Pensions and Benefits Law Blog

Ontario budget 2017: Changes for DC plans and possible relief for plan administrators who cannot locate plan members

May 2, 2017 3 MIN READ

Ontario PBA to permit variable benefits

In the Ontario budget [PDF] released on April 27, 2017, the government indicated that it will be taking steps to address the regulatory framework related to defined contribution (DC) pension plans.  Currently, the Pension Benefits Act (PBA) does not contain a separate framework governing defined contribution pension plans, and many of its provisions are tailored to traditional defined benefit plans.  One example of this is the fact that the PBA does not contemplate the payment of periodic benefits from a DC plan upon the termination or retirement of a plan member.  Instead, the member’s account balance is currently required to be either transferred to a prescribed retirement savings arrangement, or used to purchase an annuity on behalf of the member. 

Despite the fact that the Income Tax Act has since 2005 permitted DC plans to pay “variable benefits” to members upon their retirement, the PBA has to date not been amended to permit this type of payout.  Echoing earlier announcements from the Ministry of Finance (in 2014), the government has once again indicated that it will amend the PBA to permit DC plans to pay variable benefits to members, an important step in addressing the often-overlooked “decumulation” phase in DC plans.  It is expected that regulations will be drafted under the PBA that will prescribe how such payments may be made.

Dealing with missing plan members

Another welcome announcement in the 2017 budget relates to missing plan members.
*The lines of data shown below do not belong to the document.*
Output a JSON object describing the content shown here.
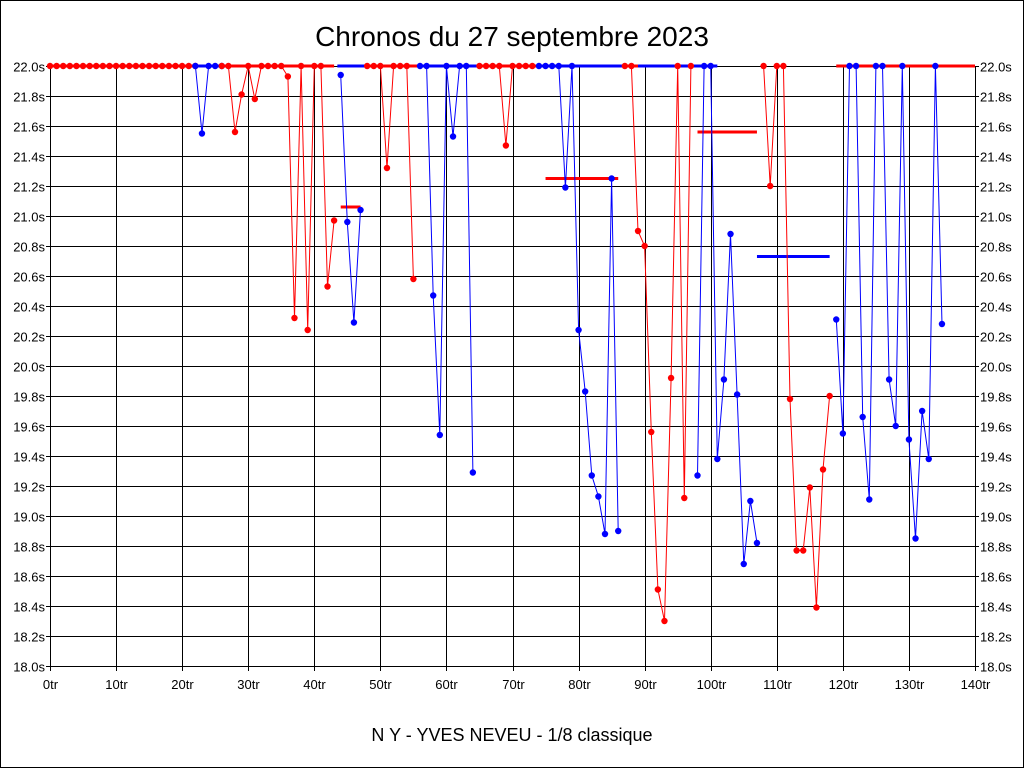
{
  "chart_data": {
    "type": "line",
    "title": "Chronos du 27 septembre 2023",
    "subtitle": "N Y - YVES NEVEU - 1/8 classique",
    "xlim": [
      0,
      140
    ],
    "ylim": [
      18.0,
      22.0
    ],
    "x_tick_step": 10,
    "y_tick_step": 0.2,
    "x_tick_suffix": "tr",
    "y_tick_suffix": "s",
    "grid": true,
    "colors": {
      "red": "#ff0000",
      "blue": "#0000ff",
      "grid": "#000000"
    },
    "series": [
      {
        "color": "red",
        "points": [
          [
            0,
            22.0
          ],
          [
            1,
            22.0
          ],
          [
            2,
            22.0
          ],
          [
            3,
            22.0
          ],
          [
            4,
            22.0
          ],
          [
            5,
            22.0
          ],
          [
            6,
            22.0
          ],
          [
            7,
            22.0
          ],
          [
            8,
            22.0
          ],
          [
            9,
            22.0
          ],
          [
            10,
            22.0
          ],
          [
            11,
            22.0
          ],
          [
            12,
            22.0
          ],
          [
            13,
            22.0
          ],
          [
            14,
            22.0
          ],
          [
            15,
            22.0
          ],
          [
            16,
            22.0
          ],
          [
            17,
            22.0
          ],
          [
            18,
            22.0
          ],
          [
            19,
            22.0
          ],
          [
            20,
            22.0
          ],
          [
            21,
            22.0
          ],
          [
            22,
            22.0
          ]
        ]
      },
      {
        "color": "blue",
        "points": [
          [
            22,
            22.0
          ],
          [
            23,
            21.55
          ],
          [
            24,
            22.0
          ],
          [
            25,
            22.0
          ],
          [
            26,
            22.0
          ]
        ]
      },
      {
        "color": "red",
        "points": [
          [
            26,
            22.0
          ],
          [
            27,
            22.0
          ],
          [
            28,
            21.56
          ],
          [
            29,
            21.81
          ],
          [
            30,
            22.0
          ],
          [
            31,
            21.78
          ],
          [
            32,
            22.0
          ],
          [
            33,
            22.0
          ],
          [
            34,
            22.0
          ],
          [
            35,
            22.0
          ],
          [
            36,
            21.93
          ],
          [
            37,
            20.32
          ],
          [
            38,
            22.0
          ],
          [
            39,
            20.24
          ],
          [
            40,
            22.0
          ],
          [
            41,
            22.0
          ],
          [
            42,
            20.53
          ],
          [
            43,
            20.97
          ]
        ]
      },
      {
        "color": "blue",
        "points": [
          [
            44,
            21.94
          ],
          [
            45,
            20.96
          ],
          [
            46,
            20.29
          ],
          [
            47,
            21.04
          ]
        ]
      },
      {
        "color": "red",
        "points": [
          [
            48,
            22.0
          ],
          [
            49,
            22.0
          ],
          [
            50,
            22.0
          ],
          [
            51,
            21.32
          ],
          [
            52,
            22.0
          ],
          [
            53,
            22.0
          ],
          [
            54,
            22.0
          ],
          [
            55,
            20.58
          ]
        ]
      },
      {
        "color": "blue",
        "points": [
          [
            56,
            22.0
          ],
          [
            57,
            22.0
          ],
          [
            58,
            20.47
          ],
          [
            59,
            19.54
          ],
          [
            60,
            22.0
          ],
          [
            61,
            21.53
          ],
          [
            62,
            22.0
          ],
          [
            63,
            22.0
          ],
          [
            64,
            19.29
          ]
        ]
      },
      {
        "color": "red",
        "points": [
          [
            65,
            22.0
          ],
          [
            66,
            22.0
          ],
          [
            67,
            22.0
          ],
          [
            68,
            22.0
          ],
          [
            69,
            21.47
          ],
          [
            70,
            22.0
          ],
          [
            71,
            22.0
          ],
          [
            72,
            22.0
          ],
          [
            73,
            22.0
          ]
        ]
      },
      {
        "color": "blue",
        "points": [
          [
            74,
            22.0
          ],
          [
            75,
            22.0
          ],
          [
            76,
            22.0
          ],
          [
            77,
            22.0
          ],
          [
            78,
            21.19
          ],
          [
            79,
            22.0
          ],
          [
            80,
            20.24
          ],
          [
            81,
            19.83
          ],
          [
            82,
            19.27
          ],
          [
            83,
            19.13
          ],
          [
            84,
            18.88
          ],
          [
            85,
            21.25
          ],
          [
            86,
            18.9
          ]
        ]
      },
      {
        "color": "red",
        "points": [
          [
            87,
            22.0
          ],
          [
            88,
            22.0
          ],
          [
            89,
            20.9
          ],
          [
            90,
            20.8
          ],
          [
            91,
            19.56
          ],
          [
            92,
            18.51
          ],
          [
            93,
            18.3
          ],
          [
            94,
            19.92
          ],
          [
            95,
            22.0
          ],
          [
            96,
            19.12
          ],
          [
            97,
            22.0
          ]
        ]
      },
      {
        "color": "blue",
        "points": [
          [
            98,
            19.27
          ],
          [
            99,
            22.0
          ],
          [
            100,
            22.0
          ],
          [
            101,
            19.38
          ],
          [
            102,
            19.91
          ],
          [
            103,
            20.88
          ],
          [
            104,
            19.81
          ],
          [
            105,
            18.68
          ],
          [
            106,
            19.1
          ],
          [
            107,
            18.82
          ]
        ]
      },
      {
        "color": "red",
        "points": [
          [
            108,
            22.0
          ],
          [
            109,
            21.2
          ],
          [
            110,
            22.0
          ],
          [
            111,
            22.0
          ],
          [
            112,
            19.78
          ],
          [
            113,
            18.77
          ],
          [
            114,
            18.77
          ],
          [
            115,
            19.19
          ],
          [
            116,
            18.39
          ],
          [
            117,
            19.31
          ],
          [
            118,
            19.8
          ]
        ]
      },
      {
        "color": "blue",
        "points": [
          [
            119,
            20.31
          ],
          [
            120,
            19.55
          ],
          [
            121,
            22.0
          ],
          [
            122,
            22.0
          ],
          [
            123,
            19.66
          ],
          [
            124,
            19.11
          ],
          [
            125,
            22.0
          ],
          [
            126,
            22.0
          ],
          [
            127,
            19.91
          ],
          [
            128,
            19.6
          ],
          [
            129,
            22.0
          ],
          [
            130,
            19.51
          ],
          [
            131,
            18.85
          ],
          [
            132,
            19.7
          ],
          [
            133,
            19.38
          ],
          [
            134,
            22.0
          ],
          [
            135,
            20.28
          ]
        ]
      }
    ],
    "averages": [
      {
        "color": "red",
        "x": [
          0,
          22
        ],
        "y": 22.0
      },
      {
        "color": "blue",
        "x": [
          22,
          26
        ],
        "y": 22.0
      },
      {
        "color": "red",
        "x": [
          26,
          43
        ],
        "y": 22.0
      },
      {
        "color": "blue",
        "x": [
          44,
          43.5
        ],
        "y": 22.0
      },
      {
        "color": "blue",
        "x": [
          43.5,
          48
        ],
        "y": 22.0
      },
      {
        "color": "red",
        "x": [
          44,
          47
        ],
        "y": 21.06
      },
      {
        "color": "red",
        "x": [
          48,
          56
        ],
        "y": 22.0
      },
      {
        "color": "blue",
        "x": [
          56,
          65
        ],
        "y": 22.0
      },
      {
        "color": "red",
        "x": [
          65,
          74
        ],
        "y": 22.0
      },
      {
        "color": "blue",
        "x": [
          74,
          87
        ],
        "y": 22.0
      },
      {
        "color": "red",
        "x": [
          75,
          86
        ],
        "y": 21.25
      },
      {
        "color": "red",
        "x": [
          87,
          89
        ],
        "y": 22.0
      },
      {
        "color": "blue",
        "x": [
          89,
          101
        ],
        "y": 22.0
      },
      {
        "color": "red",
        "x": [
          98,
          107
        ],
        "y": 21.56
      },
      {
        "color": "blue",
        "x": [
          107,
          118
        ],
        "y": 20.73
      },
      {
        "color": "red",
        "x": [
          119,
          140
        ],
        "y": 22.0
      }
    ]
  }
}
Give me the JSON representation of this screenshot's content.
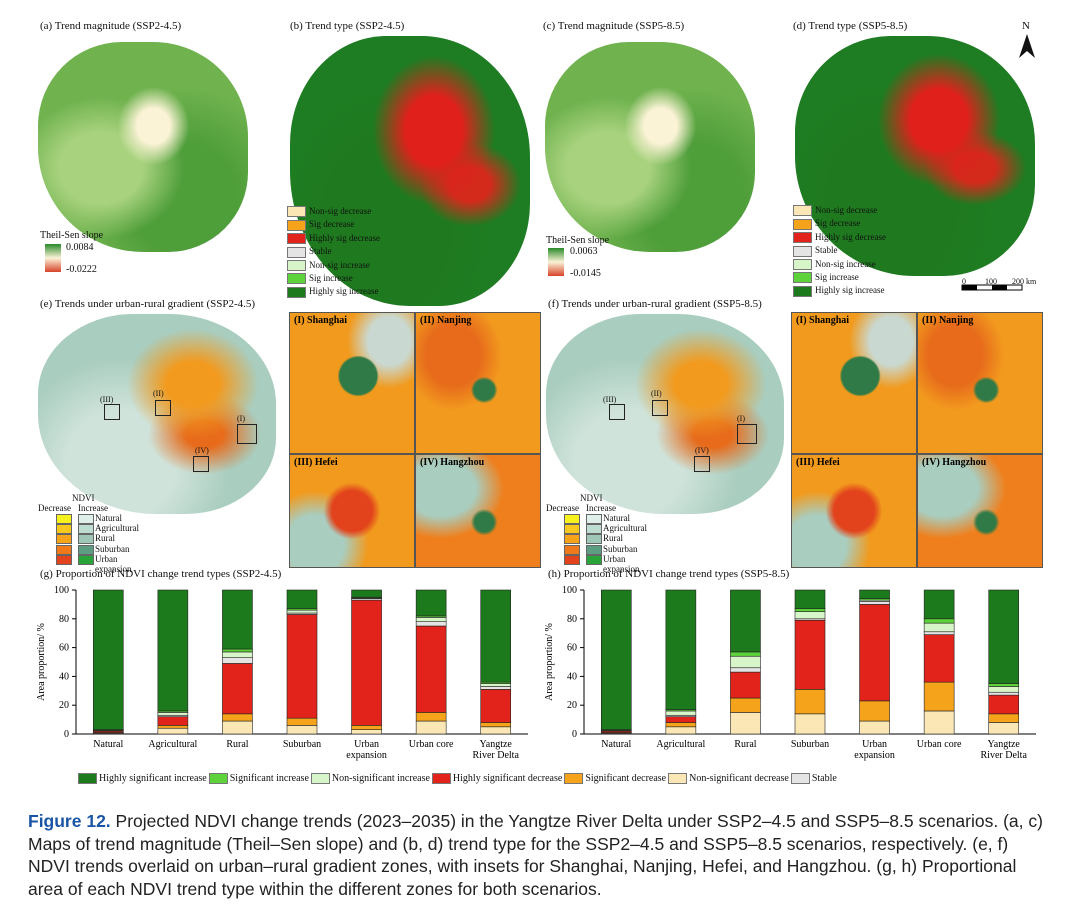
{
  "panels": {
    "a": "(a) Trend magnitude (SSP2-4.5)",
    "b": "(b) Trend type (SSP2-4.5)",
    "c": "(c) Trend magnitude (SSP5-8.5)",
    "d": "(d) Trend type (SSP5-8.5)",
    "e": "(e) Trends under urban-rural gradient (SSP2-4.5)",
    "f": "(f) Trends under urban-rural gradient (SSP5-8.5)",
    "g": "(g)  Proportion of NDVI change trend types (SSP2-4.5)",
    "h": "(h)  Proportion of NDVI change trend types (SSP5-8.5)"
  },
  "north_arrow": "N",
  "scale_bar": {
    "labels": [
      "0",
      "100",
      "200 km"
    ]
  },
  "slope_legend_a": {
    "title": "Theil-Sen slope",
    "max": "0.0084",
    "min": "-0.0222"
  },
  "slope_legend_c": {
    "title": "Theil-Sen slope",
    "max": "0.0063",
    "min": "-0.0145"
  },
  "type_legend": {
    "items": [
      {
        "label": "Non-sig decrease",
        "color": "#fbe7b5"
      },
      {
        "label": "Sig decrease",
        "color": "#f6a31c"
      },
      {
        "label": "Highly sig decrease",
        "color": "#e1231b"
      },
      {
        "label": "Stable",
        "color": "#e4e4e4"
      },
      {
        "label": "Non-sig increase",
        "color": "#d8f5c9"
      },
      {
        "label": "Sig increase",
        "color": "#5dd23a"
      },
      {
        "label": "Highly sig increase",
        "color": "#1c7a1c"
      }
    ]
  },
  "insets": {
    "e": [
      "(I) Shanghai",
      "(II) Nanjing",
      "(III) Hefei",
      "(IV) Hangzhou"
    ],
    "f": [
      "(I) Shanghai",
      "(II) Nanjing",
      "(III) Hefei",
      "(IV) Hangzhou"
    ]
  },
  "map_markers": [
    "(I)",
    "(II)",
    "(III)",
    "(IV)"
  ],
  "zone_legend": {
    "title": "NDVI",
    "decrease": "Decrease",
    "increase": "Increase",
    "zones": [
      "Natural",
      "Agricultural",
      "Rural",
      "Suburban",
      "Urban expansion"
    ],
    "decrease_colors": [
      "#f7f21e",
      "#f7c91e",
      "#f6a31c",
      "#ef7a1c",
      "#e2421c"
    ],
    "increase_colors": [
      "#dff0ea",
      "#bfdcd1",
      "#9ec7b7",
      "#5d9e82",
      "#2aa33a"
    ]
  },
  "bar_chart": {
    "ylabel": "Area proportion/ %",
    "yticks": [
      "0",
      "20",
      "40",
      "60",
      "80",
      "100"
    ]
  },
  "chart_data": [
    {
      "type": "bar",
      "stacked": true,
      "title": "(g)  Proportion of NDVI change trend types (SSP2-4.5)",
      "ylabel": "Area proportion/ %",
      "ylim": [
        0,
        100
      ],
      "categories": [
        "Natural",
        "Agricultural",
        "Rural",
        "Suburban",
        "Urban expansion",
        "Urban core",
        "Yangtze River Delta"
      ],
      "series": [
        {
          "name": "Non-significant decrease",
          "color": "#fbe7b5",
          "values": [
            0.5,
            4,
            9,
            6,
            3,
            9,
            5
          ]
        },
        {
          "name": "Significant decrease",
          "color": "#f6a31c",
          "values": [
            0.5,
            2,
            5,
            5,
            3,
            6,
            3
          ]
        },
        {
          "name": "Highly significant decrease",
          "color": "#e1231b",
          "values": [
            1,
            6,
            35,
            72,
            87,
            60,
            23
          ]
        },
        {
          "name": "Stable",
          "color": "#e4e4e4",
          "values": [
            0.2,
            1,
            4,
            1,
            1,
            3,
            2
          ]
        },
        {
          "name": "Non-significant increase",
          "color": "#d8f5c9",
          "values": [
            0.3,
            2,
            4,
            2,
            0.5,
            3,
            2
          ]
        },
        {
          "name": "Significant increase",
          "color": "#5dd23a",
          "values": [
            0.5,
            1,
            2,
            1,
            0.5,
            1,
            1
          ]
        },
        {
          "name": "Highly significant increase",
          "color": "#1c7a1c",
          "values": [
            97,
            84,
            41,
            13,
            5,
            18,
            64
          ]
        }
      ]
    },
    {
      "type": "bar",
      "stacked": true,
      "title": "(h)  Proportion of NDVI change trend types (SSP5-8.5)",
      "ylabel": "Area proportion/ %",
      "ylim": [
        0,
        100
      ],
      "categories": [
        "Natural",
        "Agricultural",
        "Rural",
        "Suburban",
        "Urban expansion",
        "Urban core",
        "Yangtze River Delta"
      ],
      "series": [
        {
          "name": "Non-significant decrease",
          "color": "#fbe7b5",
          "values": [
            0.5,
            5,
            15,
            14,
            9,
            16,
            8
          ]
        },
        {
          "name": "Significant decrease",
          "color": "#f6a31c",
          "values": [
            0.5,
            3,
            10,
            17,
            14,
            20,
            6
          ]
        },
        {
          "name": "Highly significant decrease",
          "color": "#e1231b",
          "values": [
            1,
            4,
            18,
            48,
            67,
            33,
            13
          ]
        },
        {
          "name": "Stable",
          "color": "#e4e4e4",
          "values": [
            0.2,
            1,
            3,
            1,
            2,
            2,
            2
          ]
        },
        {
          "name": "Non-significant increase",
          "color": "#d8f5c9",
          "values": [
            0.3,
            3,
            8,
            5,
            1,
            6,
            4
          ]
        },
        {
          "name": "Significant increase",
          "color": "#5dd23a",
          "values": [
            0.5,
            1,
            3,
            2,
            1,
            3,
            2
          ]
        },
        {
          "name": "Highly significant increase",
          "color": "#1c7a1c",
          "values": [
            97,
            83,
            43,
            13,
            6,
            20,
            65
          ]
        }
      ]
    }
  ],
  "bottom_legend": [
    {
      "label": "Highly significant increase",
      "color": "#1c7a1c"
    },
    {
      "label": "Significant increase",
      "color": "#5dd23a"
    },
    {
      "label": "Non-significant increase",
      "color": "#d8f5c9"
    },
    {
      "label": "Highly significant decrease",
      "color": "#e1231b"
    },
    {
      "label": "Significant decrease",
      "color": "#f6a31c"
    },
    {
      "label": "Non-significant decrease",
      "color": "#fbe7b5"
    },
    {
      "label": "Stable",
      "color": "#e4e4e4"
    }
  ],
  "caption": {
    "label": "Figure 12.",
    "text": " Projected NDVI change trends (2023–2035) in the Yangtze River Delta under SSP2–4.5 and SSP5–8.5 scenarios. (a, c) Maps of trend magnitude (Theil–Sen slope) and (b, d) trend type for the SSP2–4.5 and SSP5–8.5 scenarios, respectively. (e, f) NDVI trends overlaid on urban–rural gradient zones, with insets for Shanghai, Nanjing, Hefei, and Hangzhou. (g, h) Proportional area of each NDVI trend type within the different zones for both scenarios."
  }
}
It is not uncommon for plan administrators to lose contact with pension plan beneficiaries, for example when a plan member terminates employment but is not yet eligible to commence a pension, and the member elects to leave his or her benefits in the plan.  By the time the pension is due to be paid, the member may have moved, perhaps outside Canada, and the administrator may have difficulty locating the member in order to commence the pension.

The government is considering several options to address missing beneficiaries, including the establishment of a registry where administrators could post information about missing beneficiaries, and options to allow a pension plan to be wound up despite the fact that benefits are still owing to missing beneficiaries.  Administrators have long hoped that the government would establish a fund or account into which they could pay amounts owing to missing beneficiaries, allowing the administrator to remove the liability from its books and proceed with a plan termination.  It is not yet clear whether the government is in fact considering establishing such a fund.

It may soon become less common for beneficiaries to go missing since, as we mentioned in an earlier post, administrators must now send all former members a pension plan statement at least once every two years.  Maintaining regular contact with former members in this way may make it less likely that members will forget to inform the administrator of a change of address.  We note that for plans that were registered on or before January 1, 2015, the first such statements must be sent no later than July 1, 2017.